Quill is a smart and wily man who devises a plan to catch the escaped Mistress Beldam. He befriends the woman's husband whilst he is still in the pillory and then lies in wait for her to return with food and water for him. He is blamed for being the leader of the local witches' covern, being the first name that came to Lizzie Carr's mind when she was interrogated. Although he is liked he is a stranger and strangers are innately suspicious to the villagers. He meets a violent end when he is stabbed to death and then his body hidden in a trunk in the attic room.
Mistress Beldam
Mistress Beldam is believed by the villagers to be a witch, hence the moniker they give her. She is one of the trio of traveling strangers who arrives in the village from a town that has already suffered as a result of the Inclosure Act. She is punished for her believed role in burning down the stables by having her head shaved and being ordered to submit to the will of the men in the village but escapes into the woods where she lives for a few days without being discovered. She is married to another of the travelers and brings him food and water every night whilst he is chained to the pillory.

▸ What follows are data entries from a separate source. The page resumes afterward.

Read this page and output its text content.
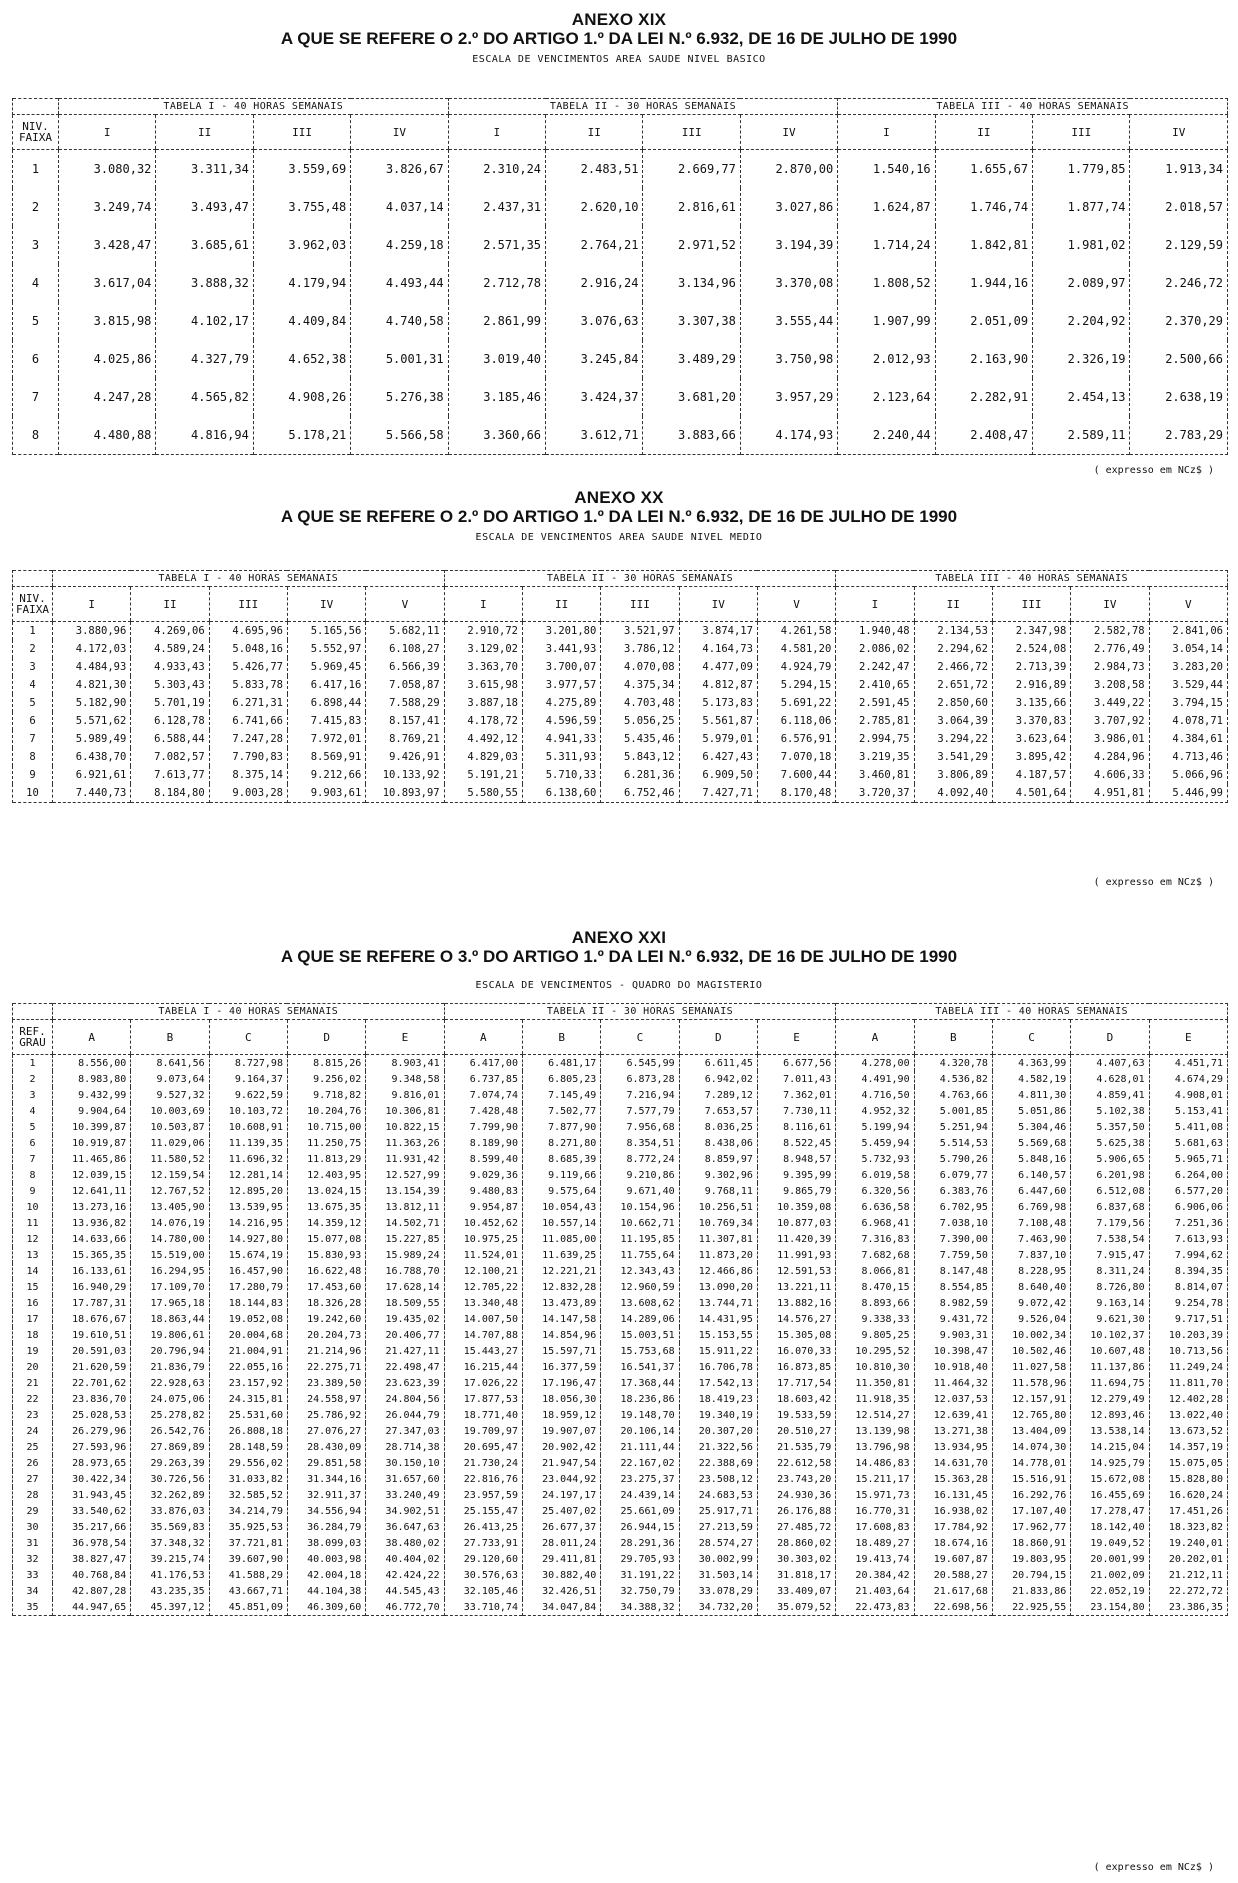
ANEXO XIX
A QUE SE REFERE O 2.º DO ARTIGO 1.º DA LEI N.º 6.932, DE 16 DE JULHO DE 1990
ESCALA DE VENCIMENTOS AREA SAUDE NIVEL BASICO
	TABELA I - 40 HORAS SEMANAIS				TABELA II - 30 HORAS SEMANAIS				TABELA III - 40 HORAS SEMANAIS			
NIV.
FAIXA	I	II	III	IV	I	II	III	IV	I	II	III	IV
1	3.080,32	3.311,34	3.559,69	3.826,67	2.310,24	2.483,51	2.669,77	2.870,00	1.540,16	1.655,67	1.779,85	1.913,34
2	3.249,74	3.493,47	3.755,48	4.037,14	2.437,31	2.620,10	2.816,61	3.027,86	1.624,87	1.746,74	1.877,74	2.018,57
3	3.428,47	3.685,61	3.962,03	4.259,18	2.571,35	2.764,21	2.971,52	3.194,39	1.714,24	1.842,81	1.981,02	2.129,59
4	3.617,04	3.888,32	4.179,94	4.493,44	2.712,78	2.916,24	3.134,96	3.370,08	1.808,52	1.944,16	2.089,97	2.246,72
5	3.815,98	4.102,17	4.409,84	4.740,58	2.861,99	3.076,63	3.307,38	3.555,44	1.907,99	2.051,09	2.204,92	2.370,29
6	4.025,86	4.327,79	4.652,38	5.001,31	3.019,40	3.245,84	3.489,29	3.750,98	2.012,93	2.163,90	2.326,19	2.500,66
7	4.247,28	4.565,82	4.908,26	5.276,38	3.185,46	3.424,37	3.681,20	3.957,29	2.123,64	2.282,91	2.454,13	2.638,19
8	4.480,88	4.816,94	5.178,21	5.566,58	3.360,66	3.612,71	3.883,66	4.174,93	2.240,44	2.408,47	2.589,11	2.783,29
( expresso em NCz$ )
ANEXO XX
A QUE SE REFERE O 2.º DO ARTIGO 1.º DA LEI N.º 6.932, DE 16 DE JULHO DE 1990
ESCALA DE VENCIMENTOS AREA SAUDE NIVEL MEDIO
	TABELA I - 40 HORAS SEMANAIS					TABELA II - 30 HORAS SEMANAIS					TABELA III - 40 HORAS SEMANAIS				
NIV.
FAIXA	I	II	III	IV	V	I	II	III	IV	V	I	II	III	IV	V
1	3.880,96	4.269,06	4.695,96	5.165,56	5.682,11	2.910,72	3.201,80	3.521,97	3.874,17	4.261,58	1.940,48	2.134,53	2.347,98	2.582,78	2.841,06
2	4.172,03	4.589,24	5.048,16	5.552,97	6.108,27	3.129,02	3.441,93	3.786,12	4.164,73	4.581,20	2.086,02	2.294,62	2.524,08	2.776,49	3.054,14
3	4.484,93	4.933,43	5.426,77	5.969,45	6.566,39	3.363,70	3.700,07	4.070,08	4.477,09	4.924,79	2.242,47	2.466,72	2.713,39	2.984,73	3.283,20
4	4.821,30	5.303,43	5.833,78	6.417,16	7.058,87	3.615,98	3.977,57	4.375,34	4.812,87	5.294,15	2.410,65	2.651,72	2.916,89	3.208,58	3.529,44
5	5.182,90	5.701,19	6.271,31	6.898,44	7.588,29	3.887,18	4.275,89	4.703,48	5.173,83	5.691,22	2.591,45	2.850,60	3.135,66	3.449,22	3.794,15
6	5.571,62	6.128,78	6.741,66	7.415,83	8.157,41	4.178,72	4.596,59	5.056,25	5.561,87	6.118,06	2.785,81	3.064,39	3.370,83	3.707,92	4.078,71
7	5.989,49	6.588,44	7.247,28	7.972,01	8.769,21	4.492,12	4.941,33	5.435,46	5.979,01	6.576,91	2.994,75	3.294,22	3.623,64	3.986,01	4.384,61
8	6.438,70	7.082,57	7.790,83	8.569,91	9.426,91	4.829,03	5.311,93	5.843,12	6.427,43	7.070,18	3.219,35	3.541,29	3.895,42	4.284,96	4.713,46
9	6.921,61	7.613,77	8.375,14	9.212,66	10.133,92	5.191,21	5.710,33	6.281,36	6.909,50	7.600,44	3.460,81	3.806,89	4.187,57	4.606,33	5.066,96
10	7.440,73	8.184,80	9.003,28	9.903,61	10.893,97	5.580,55	6.138,60	6.752,46	7.427,71	8.170,48	3.720,37	4.092,40	4.501,64	4.951,81	5.446,99
( expresso em NCz$ )
ANEXO XXI
A QUE SE REFERE O 3.º DO ARTIGO 1.º DA LEI N.º 6.932, DE 16 DE JULHO DE 1990
ESCALA DE VENCIMENTOS - QUADRO DO MAGISTERIO
	TABELA I - 40 HORAS SEMANAIS					TABELA II - 30 HORAS SEMANAIS					TABELA III - 40 HORAS SEMANAIS				
REF.
GRAU	A	B	C	D	E	A	B	C	D	E	A	B	C	D	E
1	8.556,00	8.641,56	8.727,98	8.815,26	8.903,41	6.417,00	6.481,17	6.545,99	6.611,45	6.677,56	4.278,00	4.320,78	4.363,99	4.407,63	4.451,71
2	8.983,80	9.073,64	9.164,37	9.256,02	9.348,58	6.737,85	6.805,23	6.873,28	6.942,02	7.011,43	4.491,90	4.536,82	4.582,19	4.628,01	4.674,29
3	9.432,99	9.527,32	9.622,59	9.718,82	9.816,01	7.074,74	7.145,49	7.216,94	7.289,12	7.362,01	4.716,50	4.763,66	4.811,30	4.859,41	4.908,01
4	9.904,64	10.003,69	10.103,72	10.204,76	10.306,81	7.428,48	7.502,77	7.577,79	7.653,57	7.730,11	4.952,32	5.001,85	5.051,86	5.102,38	5.153,41
5	10.399,87	10.503,87	10.608,91	10.715,00	10.822,15	7.799,90	7.877,90	7.956,68	8.036,25	8.116,61	5.199,94	5.251,94	5.304,46	5.357,50	5.411,08
6	10.919,87	11.029,06	11.139,35	11.250,75	11.363,26	8.189,90	8.271,80	8.354,51	8.438,06	8.522,45	5.459,94	5.514,53	5.569,68	5.625,38	5.681,63
7	11.465,86	11.580,52	11.696,32	11.813,29	11.931,42	8.599,40	8.685,39	8.772,24	8.859,97	8.948,57	5.732,93	5.790,26	5.848,16	5.906,65	5.965,71
8	12.039,15	12.159,54	12.281,14	12.403,95	12.527,99	9.029,36	9.119,66	9.210,86	9.302,96	9.395,99	6.019,58	6.079,77	6.140,57	6.201,98	6.264,00
9	12.641,11	12.767,52	12.895,20	13.024,15	13.154,39	9.480,83	9.575,64	9.671,40	9.768,11	9.865,79	6.320,56	6.383,76	6.447,60	6.512,08	6.577,20
10	13.273,16	13.405,90	13.539,95	13.675,35	13.812,11	9.954,87	10.054,43	10.154,96	10.256,51	10.359,08	6.636,58	6.702,95	6.769,98	6.837,68	6.906,06
11	13.936,82	14.076,19	14.216,95	14.359,12	14.502,71	10.452,62	10.557,14	10.662,71	10.769,34	10.877,03	6.968,41	7.038,10	7.108,48	7.179,56	7.251,36
12	14.633,66	14.780,00	14.927,80	15.077,08	15.227,85	10.975,25	11.085,00	11.195,85	11.307,81	11.420,39	7.316,83	7.390,00	7.463,90	7.538,54	7.613,93
13	15.365,35	15.519,00	15.674,19	15.830,93	15.989,24	11.524,01	11.639,25	11.755,64	11.873,20	11.991,93	7.682,68	7.759,50	7.837,10	7.915,47	7.994,62
14	16.133,61	16.294,95	16.457,90	16.622,48	16.788,70	12.100,21	12.221,21	12.343,43	12.466,86	12.591,53	8.066,81	8.147,48	8.228,95	8.311,24	8.394,35
15	16.940,29	17.109,70	17.280,79	17.453,60	17.628,14	12.705,22	12.832,28	12.960,59	13.090,20	13.221,11	8.470,15	8.554,85	8.640,40	8.726,80	8.814,07
16	17.787,31	17.965,18	18.144,83	18.326,28	18.509,55	13.340,48	13.473,89	13.608,62	13.744,71	13.882,16	8.893,66	8.982,59	9.072,42	9.163,14	9.254,78
17	18.676,67	18.863,44	19.052,08	19.242,60	19.435,02	14.007,50	14.147,58	14.289,06	14.431,95	14.576,27	9.338,33	9.431,72	9.526,04	9.621,30	9.717,51
18	19.610,51	19.806,61	20.004,68	20.204,73	20.406,77	14.707,88	14.854,96	15.003,51	15.153,55	15.305,08	9.805,25	9.903,31	10.002,34	10.102,37	10.203,39
19	20.591,03	20.796,94	21.004,91	21.214,96	21.427,11	15.443,27	15.597,71	15.753,68	15.911,22	16.070,33	10.295,52	10.398,47	10.502,46	10.607,48	10.713,56
20	21.620,59	21.836,79	22.055,16	22.275,71	22.498,47	16.215,44	16.377,59	16.541,37	16.706,78	16.873,85	10.810,30	10.918,40	11.027,58	11.137,86	11.249,24
21	22.701,62	22.928,63	23.157,92	23.389,50	23.623,39	17.026,22	17.196,47	17.368,44	17.542,13	17.717,54	11.350,81	11.464,32	11.578,96	11.694,75	11.811,70
22	23.836,70	24.075,06	24.315,81	24.558,97	24.804,56	17.877,53	18.056,30	18.236,86	18.419,23	18.603,42	11.918,35	12.037,53	12.157,91	12.279,49	12.402,28
23	25.028,53	25.278,82	25.531,60	25.786,92	26.044,79	18.771,40	18.959,12	19.148,70	19.340,19	19.533,59	12.514,27	12.639,41	12.765,80	12.893,46	13.022,40
24	26.279,96	26.542,76	26.808,18	27.076,27	27.347,03	19.709,97	19.907,07	20.106,14	20.307,20	20.510,27	13.139,98	13.271,38	13.404,09	13.538,14	13.673,52
25	27.593,96	27.869,89	28.148,59	28.430,09	28.714,38	20.695,47	20.902,42	21.111,44	21.322,56	21.535,79	13.796,98	13.934,95	14.074,30	14.215,04	14.357,19
26	28.973,65	29.263,39	29.556,02	29.851,58	30.150,10	21.730,24	21.947,54	22.167,02	22.388,69	22.612,58	14.486,83	14.631,70	14.778,01	14.925,79	15.075,05
27	30.422,34	30.726,56	31.033,82	31.344,16	31.657,60	22.816,76	23.044,92	23.275,37	23.508,12	23.743,20	15.211,17	15.363,28	15.516,91	15.672,08	15.828,80
28	31.943,45	32.262,89	32.585,52	32.911,37	33.240,49	23.957,59	24.197,17	24.439,14	24.683,53	24.930,36	15.971,73	16.131,45	16.292,76	16.455,69	16.620,24
29	33.540,62	33.876,03	34.214,79	34.556,94	34.902,51	25.155,47	25.407,02	25.661,09	25.917,71	26.176,88	16.770,31	16.938,02	17.107,40	17.278,47	17.451,26
30	35.217,66	35.569,83	35.925,53	36.284,79	36.647,63	26.413,25	26.677,37	26.944,15	27.213,59	27.485,72	17.608,83	17.784,92	17.962,77	18.142,40	18.323,82
31	36.978,54	37.348,32	37.721,81	38.099,03	38.480,02	27.733,91	28.011,24	28.291,36	28.574,27	28.860,02	18.489,27	18.674,16	18.860,91	19.049,52	19.240,01
32	38.827,47	39.215,74	39.607,90	40.003,98	40.404,02	29.120,60	29.411,81	29.705,93	30.002,99	30.303,02	19.413,74	19.607,87	19.803,95	20.001,99	20.202,01
33	40.768,84	41.176,53	41.588,29	42.004,18	42.424,22	30.576,63	30.882,40	31.191,22	31.503,14	31.818,17	20.384,42	20.588,27	20.794,15	21.002,09	21.212,11
34	42.807,28	43.235,35	43.667,71	44.104,38	44.545,43	32.105,46	32.426,51	32.750,79	33.078,29	33.409,07	21.403,64	21.617,68	21.833,86	22.052,19	22.272,72
35	44.947,65	45.397,12	45.851,09	46.309,60	46.772,70	33.710,74	34.047,84	34.388,32	34.732,20	35.079,52	22.473,83	22.698,56	22.925,55	23.154,80	23.386,35
( expresso em NCz$ )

Mistress Beldam does appear to have madness in her veins and it is not hard to imagine that she may also have been the person who kills Mr Quill. She and her husband ransack the manor house and break what they don't steal. She also sets fire to every building in the village before leaving.
Lizzie Carr
One of the prettiest young women in the village, Lizzie Carr is selected to act as Gleaning Queen at the annual village festival. She is also one of the girls imprisoned on suspicion of practicing witchcraft, something that she admits to, but something that she also tries to pass off as an act that was influenced by her covern leader Mr Quill. She accuses him because he is a stranger and because she does not want to identify the real leader of the group. She escapes her fate of being burned at the stake after Master Kent negotiates her release, and she leaves with Kent and his cousin at the end of the book.